REPUBLIKA.CO.ID, SLEMAN -- Massa aksi Gejayan Memanggil berencana akan kembali menggelar aksinya jika tuntutan yang disampaikan tidak dipenuhi oleh pemerintah. Massa yang tergabung dalam Aliansi Rakyat Bergerak (ARB) ini menolak disahkannya Omnibus Law.
Humas Aliansi Rakyat Bergerak (ARB), Kontra Tirano mengatakan, ada beberapa poin yang disampaikan dalam aksi ini.
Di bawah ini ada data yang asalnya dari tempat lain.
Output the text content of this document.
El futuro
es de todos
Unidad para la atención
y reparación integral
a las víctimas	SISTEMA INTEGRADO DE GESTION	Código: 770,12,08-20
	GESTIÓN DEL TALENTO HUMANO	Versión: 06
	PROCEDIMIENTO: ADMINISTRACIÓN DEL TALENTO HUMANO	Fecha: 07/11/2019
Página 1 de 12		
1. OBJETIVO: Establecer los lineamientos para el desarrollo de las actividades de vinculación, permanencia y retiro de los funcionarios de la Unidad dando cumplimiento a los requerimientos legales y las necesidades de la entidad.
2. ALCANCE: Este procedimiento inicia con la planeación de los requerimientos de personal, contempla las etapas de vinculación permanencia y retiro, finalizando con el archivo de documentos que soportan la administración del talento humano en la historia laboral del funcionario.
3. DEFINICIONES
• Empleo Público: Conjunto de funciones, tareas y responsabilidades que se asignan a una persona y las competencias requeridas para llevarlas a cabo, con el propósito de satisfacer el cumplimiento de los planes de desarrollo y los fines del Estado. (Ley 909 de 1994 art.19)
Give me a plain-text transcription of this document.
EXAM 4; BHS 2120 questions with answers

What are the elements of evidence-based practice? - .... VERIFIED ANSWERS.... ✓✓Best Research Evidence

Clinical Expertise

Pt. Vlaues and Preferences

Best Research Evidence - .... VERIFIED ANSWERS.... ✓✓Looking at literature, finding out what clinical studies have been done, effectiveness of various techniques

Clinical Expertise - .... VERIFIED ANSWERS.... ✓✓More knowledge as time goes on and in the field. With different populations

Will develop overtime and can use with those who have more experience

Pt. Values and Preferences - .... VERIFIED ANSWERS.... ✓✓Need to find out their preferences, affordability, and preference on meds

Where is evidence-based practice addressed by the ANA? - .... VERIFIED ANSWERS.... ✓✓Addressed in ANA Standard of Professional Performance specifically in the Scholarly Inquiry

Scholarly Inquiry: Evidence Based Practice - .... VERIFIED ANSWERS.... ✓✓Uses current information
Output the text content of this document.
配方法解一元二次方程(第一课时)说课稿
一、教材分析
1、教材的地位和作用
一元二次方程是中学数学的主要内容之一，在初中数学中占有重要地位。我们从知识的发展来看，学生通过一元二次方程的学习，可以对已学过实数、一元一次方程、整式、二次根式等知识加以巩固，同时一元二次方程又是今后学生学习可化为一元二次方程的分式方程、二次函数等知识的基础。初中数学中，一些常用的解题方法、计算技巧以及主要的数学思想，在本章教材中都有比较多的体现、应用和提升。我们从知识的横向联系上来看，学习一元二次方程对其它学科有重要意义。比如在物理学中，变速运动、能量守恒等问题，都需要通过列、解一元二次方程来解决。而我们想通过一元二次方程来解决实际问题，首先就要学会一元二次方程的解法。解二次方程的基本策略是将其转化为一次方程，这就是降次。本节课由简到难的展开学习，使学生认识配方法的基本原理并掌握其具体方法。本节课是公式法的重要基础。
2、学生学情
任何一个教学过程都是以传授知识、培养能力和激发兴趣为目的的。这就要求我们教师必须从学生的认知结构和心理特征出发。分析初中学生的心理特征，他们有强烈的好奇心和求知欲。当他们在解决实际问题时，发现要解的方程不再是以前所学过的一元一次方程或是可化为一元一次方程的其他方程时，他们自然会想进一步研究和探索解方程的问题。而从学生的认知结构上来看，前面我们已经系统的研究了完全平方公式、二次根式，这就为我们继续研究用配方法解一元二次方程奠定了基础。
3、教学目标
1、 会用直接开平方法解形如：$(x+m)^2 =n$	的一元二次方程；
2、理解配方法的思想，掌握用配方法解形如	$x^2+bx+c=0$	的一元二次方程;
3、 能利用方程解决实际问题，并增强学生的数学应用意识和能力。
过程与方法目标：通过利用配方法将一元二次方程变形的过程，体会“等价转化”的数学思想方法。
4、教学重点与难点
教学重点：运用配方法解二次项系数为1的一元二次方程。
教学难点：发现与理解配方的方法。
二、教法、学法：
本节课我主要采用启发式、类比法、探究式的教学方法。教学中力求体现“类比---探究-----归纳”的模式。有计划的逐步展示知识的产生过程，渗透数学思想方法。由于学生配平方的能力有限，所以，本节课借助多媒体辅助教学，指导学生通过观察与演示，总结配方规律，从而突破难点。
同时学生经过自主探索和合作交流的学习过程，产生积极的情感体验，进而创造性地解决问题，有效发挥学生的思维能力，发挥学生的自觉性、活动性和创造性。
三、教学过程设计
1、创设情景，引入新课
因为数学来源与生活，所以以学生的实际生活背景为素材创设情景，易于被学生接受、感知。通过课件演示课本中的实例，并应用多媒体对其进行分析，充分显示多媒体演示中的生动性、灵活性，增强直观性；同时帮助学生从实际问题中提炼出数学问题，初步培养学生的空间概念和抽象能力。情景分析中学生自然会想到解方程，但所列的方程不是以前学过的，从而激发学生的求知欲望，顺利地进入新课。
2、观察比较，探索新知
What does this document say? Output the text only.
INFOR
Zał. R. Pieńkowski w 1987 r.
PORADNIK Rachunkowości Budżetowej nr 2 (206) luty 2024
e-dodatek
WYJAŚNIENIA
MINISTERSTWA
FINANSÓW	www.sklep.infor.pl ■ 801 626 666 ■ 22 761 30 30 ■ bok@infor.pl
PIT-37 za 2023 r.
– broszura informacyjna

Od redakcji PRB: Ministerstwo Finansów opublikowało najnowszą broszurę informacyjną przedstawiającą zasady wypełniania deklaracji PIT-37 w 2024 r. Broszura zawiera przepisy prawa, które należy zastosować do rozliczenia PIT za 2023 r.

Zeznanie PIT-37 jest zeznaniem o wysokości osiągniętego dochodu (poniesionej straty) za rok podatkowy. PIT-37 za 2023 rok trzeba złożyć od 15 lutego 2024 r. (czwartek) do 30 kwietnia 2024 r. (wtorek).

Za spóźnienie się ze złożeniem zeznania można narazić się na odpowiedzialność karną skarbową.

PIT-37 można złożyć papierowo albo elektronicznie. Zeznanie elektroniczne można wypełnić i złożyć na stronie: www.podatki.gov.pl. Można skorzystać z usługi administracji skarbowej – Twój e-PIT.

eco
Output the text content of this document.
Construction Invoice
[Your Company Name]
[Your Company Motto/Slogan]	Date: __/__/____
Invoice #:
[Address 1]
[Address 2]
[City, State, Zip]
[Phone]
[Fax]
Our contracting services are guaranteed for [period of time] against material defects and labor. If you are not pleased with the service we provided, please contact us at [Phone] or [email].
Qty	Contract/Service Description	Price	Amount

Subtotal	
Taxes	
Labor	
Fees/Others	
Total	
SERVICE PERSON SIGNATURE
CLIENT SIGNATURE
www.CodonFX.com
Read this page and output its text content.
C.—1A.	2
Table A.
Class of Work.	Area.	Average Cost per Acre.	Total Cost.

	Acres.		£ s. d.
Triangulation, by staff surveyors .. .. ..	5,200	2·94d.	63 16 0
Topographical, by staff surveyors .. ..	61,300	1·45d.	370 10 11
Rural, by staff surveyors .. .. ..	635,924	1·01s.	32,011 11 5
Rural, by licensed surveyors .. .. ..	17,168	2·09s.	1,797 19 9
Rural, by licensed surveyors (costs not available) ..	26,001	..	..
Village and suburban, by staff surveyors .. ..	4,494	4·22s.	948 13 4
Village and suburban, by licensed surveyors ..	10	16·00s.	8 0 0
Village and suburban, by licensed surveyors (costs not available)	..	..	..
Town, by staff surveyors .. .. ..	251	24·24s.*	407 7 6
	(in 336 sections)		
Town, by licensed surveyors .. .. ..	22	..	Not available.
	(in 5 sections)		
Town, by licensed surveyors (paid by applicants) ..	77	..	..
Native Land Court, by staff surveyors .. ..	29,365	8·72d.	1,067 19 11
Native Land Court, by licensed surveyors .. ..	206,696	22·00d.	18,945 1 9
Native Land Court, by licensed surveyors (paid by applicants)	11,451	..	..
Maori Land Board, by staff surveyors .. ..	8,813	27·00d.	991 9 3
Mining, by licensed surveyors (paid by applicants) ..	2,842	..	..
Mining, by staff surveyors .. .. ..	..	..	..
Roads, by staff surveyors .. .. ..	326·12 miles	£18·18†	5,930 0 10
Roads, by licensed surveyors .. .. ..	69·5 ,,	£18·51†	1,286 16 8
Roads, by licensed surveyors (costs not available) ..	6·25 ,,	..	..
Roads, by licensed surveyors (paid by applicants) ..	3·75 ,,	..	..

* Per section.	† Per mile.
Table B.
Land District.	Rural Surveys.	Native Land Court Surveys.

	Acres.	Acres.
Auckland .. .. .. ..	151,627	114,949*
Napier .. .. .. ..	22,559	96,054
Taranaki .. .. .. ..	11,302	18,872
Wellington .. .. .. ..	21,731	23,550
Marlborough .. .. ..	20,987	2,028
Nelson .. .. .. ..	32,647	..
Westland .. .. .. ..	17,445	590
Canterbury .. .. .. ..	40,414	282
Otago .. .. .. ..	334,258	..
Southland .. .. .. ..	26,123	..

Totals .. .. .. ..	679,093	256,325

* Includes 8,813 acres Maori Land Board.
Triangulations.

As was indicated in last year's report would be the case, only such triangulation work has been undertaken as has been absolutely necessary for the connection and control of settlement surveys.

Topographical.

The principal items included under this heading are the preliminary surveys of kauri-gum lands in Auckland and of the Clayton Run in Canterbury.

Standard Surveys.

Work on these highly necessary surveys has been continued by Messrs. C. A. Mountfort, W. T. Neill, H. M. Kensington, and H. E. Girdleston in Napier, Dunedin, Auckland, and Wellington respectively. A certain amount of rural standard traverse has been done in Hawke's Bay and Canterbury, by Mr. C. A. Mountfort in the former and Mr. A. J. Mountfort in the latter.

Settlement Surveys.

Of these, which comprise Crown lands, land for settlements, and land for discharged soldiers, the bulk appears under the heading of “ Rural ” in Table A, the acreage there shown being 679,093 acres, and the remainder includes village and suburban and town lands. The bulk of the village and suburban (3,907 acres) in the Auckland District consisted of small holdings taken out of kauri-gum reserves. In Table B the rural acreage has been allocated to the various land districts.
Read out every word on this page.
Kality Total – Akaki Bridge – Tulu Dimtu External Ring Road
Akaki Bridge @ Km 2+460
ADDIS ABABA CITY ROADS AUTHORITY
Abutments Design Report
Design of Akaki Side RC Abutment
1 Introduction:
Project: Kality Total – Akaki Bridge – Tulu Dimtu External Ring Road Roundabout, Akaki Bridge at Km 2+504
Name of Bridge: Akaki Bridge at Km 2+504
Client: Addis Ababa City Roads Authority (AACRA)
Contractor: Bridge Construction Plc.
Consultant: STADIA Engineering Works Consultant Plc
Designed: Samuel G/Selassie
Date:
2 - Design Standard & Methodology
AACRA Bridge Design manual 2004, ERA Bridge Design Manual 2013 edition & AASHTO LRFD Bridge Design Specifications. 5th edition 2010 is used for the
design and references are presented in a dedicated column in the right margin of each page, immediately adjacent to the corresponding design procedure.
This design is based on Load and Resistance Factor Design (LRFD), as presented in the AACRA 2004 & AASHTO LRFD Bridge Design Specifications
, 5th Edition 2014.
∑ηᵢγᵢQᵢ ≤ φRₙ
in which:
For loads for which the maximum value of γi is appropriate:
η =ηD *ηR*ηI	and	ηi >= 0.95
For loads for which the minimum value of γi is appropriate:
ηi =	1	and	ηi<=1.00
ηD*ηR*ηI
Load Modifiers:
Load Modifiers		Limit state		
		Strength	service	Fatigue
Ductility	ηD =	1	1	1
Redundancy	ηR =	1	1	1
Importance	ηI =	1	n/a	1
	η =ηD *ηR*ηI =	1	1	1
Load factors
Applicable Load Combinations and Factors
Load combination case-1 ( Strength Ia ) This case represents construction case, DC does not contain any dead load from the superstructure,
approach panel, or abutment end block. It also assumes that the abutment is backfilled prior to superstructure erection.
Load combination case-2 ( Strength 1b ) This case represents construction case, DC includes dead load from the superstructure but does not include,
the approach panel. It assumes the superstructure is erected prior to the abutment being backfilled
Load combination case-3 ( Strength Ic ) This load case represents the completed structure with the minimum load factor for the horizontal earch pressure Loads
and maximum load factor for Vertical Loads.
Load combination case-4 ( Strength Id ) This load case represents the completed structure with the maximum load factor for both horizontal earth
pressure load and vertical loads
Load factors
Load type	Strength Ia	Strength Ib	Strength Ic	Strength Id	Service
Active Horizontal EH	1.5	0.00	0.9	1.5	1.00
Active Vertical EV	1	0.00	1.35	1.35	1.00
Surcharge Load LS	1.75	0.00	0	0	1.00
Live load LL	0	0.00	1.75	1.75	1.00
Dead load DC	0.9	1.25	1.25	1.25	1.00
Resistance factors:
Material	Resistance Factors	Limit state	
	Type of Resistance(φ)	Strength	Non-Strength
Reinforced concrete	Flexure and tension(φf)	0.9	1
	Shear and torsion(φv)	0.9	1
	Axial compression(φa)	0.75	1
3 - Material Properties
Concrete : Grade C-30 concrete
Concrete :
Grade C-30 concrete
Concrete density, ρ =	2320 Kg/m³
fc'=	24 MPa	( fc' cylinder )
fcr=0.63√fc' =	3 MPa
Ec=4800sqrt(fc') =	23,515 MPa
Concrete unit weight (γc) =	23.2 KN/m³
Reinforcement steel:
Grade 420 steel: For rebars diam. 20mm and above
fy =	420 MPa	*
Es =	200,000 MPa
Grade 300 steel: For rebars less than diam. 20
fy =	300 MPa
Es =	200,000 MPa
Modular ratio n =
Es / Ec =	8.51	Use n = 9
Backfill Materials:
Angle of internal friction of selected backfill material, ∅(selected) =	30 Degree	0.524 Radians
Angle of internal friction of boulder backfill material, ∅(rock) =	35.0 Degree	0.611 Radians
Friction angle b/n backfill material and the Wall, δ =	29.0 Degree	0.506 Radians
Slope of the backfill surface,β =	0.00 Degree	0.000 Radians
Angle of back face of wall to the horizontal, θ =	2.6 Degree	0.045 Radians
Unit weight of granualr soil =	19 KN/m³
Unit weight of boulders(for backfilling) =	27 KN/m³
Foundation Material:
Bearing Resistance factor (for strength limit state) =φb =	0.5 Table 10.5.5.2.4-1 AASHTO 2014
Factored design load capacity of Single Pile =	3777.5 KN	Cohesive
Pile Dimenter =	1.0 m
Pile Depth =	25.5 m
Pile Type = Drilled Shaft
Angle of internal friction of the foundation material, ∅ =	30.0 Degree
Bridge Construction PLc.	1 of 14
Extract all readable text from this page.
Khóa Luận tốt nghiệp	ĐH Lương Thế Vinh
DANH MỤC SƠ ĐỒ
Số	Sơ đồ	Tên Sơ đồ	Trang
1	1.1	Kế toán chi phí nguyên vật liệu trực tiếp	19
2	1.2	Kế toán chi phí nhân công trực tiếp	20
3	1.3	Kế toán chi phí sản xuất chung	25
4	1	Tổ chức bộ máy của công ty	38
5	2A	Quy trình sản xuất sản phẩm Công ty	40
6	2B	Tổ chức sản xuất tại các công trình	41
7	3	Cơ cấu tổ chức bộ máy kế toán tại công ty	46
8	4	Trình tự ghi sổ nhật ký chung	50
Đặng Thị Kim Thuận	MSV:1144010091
Salah satunya menyerukan kepada seluruh elemen masyarakat untuk aktif dalam mogok nasional.
"Kita menyerukan mogok nasional dan kita akan menyerukan semua daerah di Indonesia untuk turun bersama tuntaskan tugas kita bersama," kata Kontra di Jalan Affandi, Sleman, Senin (9/3).
Dalam Omnibus Law, massa menolak RUU Cipta Kerja dan RUU Perpajakan. Bahkan, RUU Ibu Kota Negara, RUU Kefarmasian dan RUU Ketahanan Keluarga juga ditolak.
Humas ARB lainnya, Fulan mengatakan, Omnibus Law dinilai menyengsarakan dan merugikan masyarakat. Ia menilai, RUU Cipta Kerja tidak berfokus kepada intelektualisme dan riset yang meningkatkan produksi dalam negeri.
"Pembangunan industri manufaktur itu bohong kalau riset-riset tidak diperdalam. Sarjana hanya diprioritaskan untuk pemenuhan industri dengan gaji yang murah, dengan jam kerja yang lama," ujar Fulan.
Bahkan, RUU Cipta Kerja dinilai membuka lebih luas tenaga kerja asing untuk bekerja di Indonesia. Hal ini, katanya, tidak dibatasi dan hampir di seluruh sektor.
"Dengan disahkan UU Cipta Kerja, hari ini kita akan bersaing degan tenaga kerja asing yang belum tentu produktif dan punya keahlian. Karena syarat keahlian di UU Cilaka untuk tenaga kerja asing juga dihapus," jelasnya.